Le temps s'est arrêté (texte écrit en 1984)

Il y a dans notre salon une photo en couleurs accrochée au mur, dont je suis l'auteur. Elle représente une fantasia marocaine, le galop final des cavaliers dans une apothéose de fumée et de poudre. Cela se passait en septembre 1968, au lac de Mehdia, entre Kénitra et Rabat. Je me rappelle fort bien les circonstances de la prise de vue et les personnes en compagnie desquelles je me trouvais: il y avait un couple de l'âge de mes parents, habitant l'appartement au-dessus du nôtre, et leur garçon plus jeune que moi de cinq ou six ans. J'imagine parfois en regardant cette image que les cavaliers sont vivants et que ce sont eux qui m'observent. Que voient-ils? Non pas le Jean-Michel de 1984 mais celui de 1968 entouré des trois membres de cette famille que les années ont dispersés depuis. Oui, le temps s'est bien arrêté pour eux depuis que je les ai captés dans ma petite boîte noire. Mais ils sont libres, éternellement libres car ils voient des êtres et des choses qui me sont devenus invisibles.

Fin d'après-midi

Un soir t'en souvient-il, nous oeuvrions en silence.
On entendait au loin sur l'aire et sous les cieux
Les promeneurs qui, dans leur paisible mouvance,
Marchaient, se perdaient dans les coteaux harmonieux.

Ainsi aurait pu écrire (avec davantage de talent) un certain Alphonse, loin du lac du Bourget, s'il s'était trouvé dans le paysage préalpin en ma compagnie et celle des miens.
Nous ramassions le bois entreposé sur l'ancienne aire de battage et le transportions dans le garage.

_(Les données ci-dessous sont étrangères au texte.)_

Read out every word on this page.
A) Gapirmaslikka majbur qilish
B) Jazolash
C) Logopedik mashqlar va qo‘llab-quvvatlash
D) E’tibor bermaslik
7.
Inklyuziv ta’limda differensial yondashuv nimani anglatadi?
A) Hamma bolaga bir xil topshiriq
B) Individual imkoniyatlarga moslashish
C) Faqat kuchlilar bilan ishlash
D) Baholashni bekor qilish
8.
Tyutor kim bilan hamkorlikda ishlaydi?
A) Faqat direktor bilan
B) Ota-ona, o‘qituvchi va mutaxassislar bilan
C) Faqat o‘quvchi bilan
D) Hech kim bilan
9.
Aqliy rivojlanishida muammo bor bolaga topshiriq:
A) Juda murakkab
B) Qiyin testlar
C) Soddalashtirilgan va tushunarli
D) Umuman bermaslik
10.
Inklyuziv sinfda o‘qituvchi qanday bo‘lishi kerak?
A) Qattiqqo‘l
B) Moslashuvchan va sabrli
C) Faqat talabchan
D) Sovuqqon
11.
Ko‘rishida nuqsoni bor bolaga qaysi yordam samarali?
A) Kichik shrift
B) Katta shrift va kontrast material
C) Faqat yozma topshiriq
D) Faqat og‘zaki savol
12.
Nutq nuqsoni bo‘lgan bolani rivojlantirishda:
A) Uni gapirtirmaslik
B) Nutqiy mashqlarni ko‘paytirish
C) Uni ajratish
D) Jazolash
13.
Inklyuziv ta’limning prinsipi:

Ma petite-fille et ma compagne, m'accompagnent dans ce labeur cadencé, dont l'incessante répétition fait naître la paix.
En contrebas des gens des hameaux voisins se promènent sur la route, séduits par le calme de l'après-midi expirant. La lumière joue avec les nuages. Des éclairages sans cesse changeants magnifient la campagne. L'atmosphère frise l'irréel. L'altière montagne embrasse le ciel qui l'enlace de ses nuées.

Je m'arrête, contemple et croque sur un papier hâtivement cherché, des esquisses pour de futures aquarelles.

Rendez-vous manqué

Je me souviens, c'était aux environs de 1965 à Rabat. Côté lycée j'étais en terminale, Mathémathiques Elémentaires (math'élem comme on disait). Une sale année. Les programmes étaient particulièrement chargés et de surcroît l'Education Nationale nous avait fait un cadeau empoisonné avec l'introduction des Mathématiques Modernes (merci Nicolas Bourbaki !). Tout le monde était "largué". Le baccalauréat sanctionnant la fin de la scolarité fut l'objet - exceptionnel - de pas mal de relèvements de notes pour obtenir tout de même un bon score de lauréats.
Il y avait dans ma classe des collègues domiciliés à Kénitra. Pour quelle raison? Je l'ignore. En avance en tout cas sur leur temps car leurs familles pratiquaient un covoiturage quotidien pour les amener dans la capitale au lycée Descartes. L'un d'entre eux cependant était interne à Rabat.
Comme avec tant d'autres de mes "coreligionnaires", je ne lui ai pratiquement jamais adressé la parole; nous étions si bousculés par le travail à fournir.
Allez savoir pour quel motif, ce garçon m'invita dans sa chambre d'étudiant à quelques jours du bac. Nous parlâmes de choses et d'autres - surtout pas des cours - de nos situations personnelles, familiales, je ne sais plus...
Un peu plus tard, à l'issue d'une épreuve au sein de la tourmente, nous commentions à plusieurs les difficultés rencontrées et la façon dont nous pensions nous en être sortis. Je me surpris à dialoguer - pour la première fois - avec un collègue qui finit par conclure: "C'est trop bête: on a passé neuf mois à se côtoyer et c'est seulement aujourd'hui qu'on échange".
Je n'ai plus jamais revu l'un et l'autre. Nous nous sommes tous dispersés et probablement égarés dans différents lieux de France à la poursuite d'une formation "supérieure".
Je ne pense pas non plus avoir loupé d'autres rendez-vous ultérieurement avec autant de maladresse que pour ces deux-là. Ou du moins s'il y eut répétition, sus-je à temps redresser la barre. Les circonstances étaient sûrement différentes et puis la maturation m'avait peut-être guéri de mon enfermement d'adolescent gauche.
N'empêche, je regrette ces occasions manquées que la vie nous tend parfois et que nous ne savons pas attraper...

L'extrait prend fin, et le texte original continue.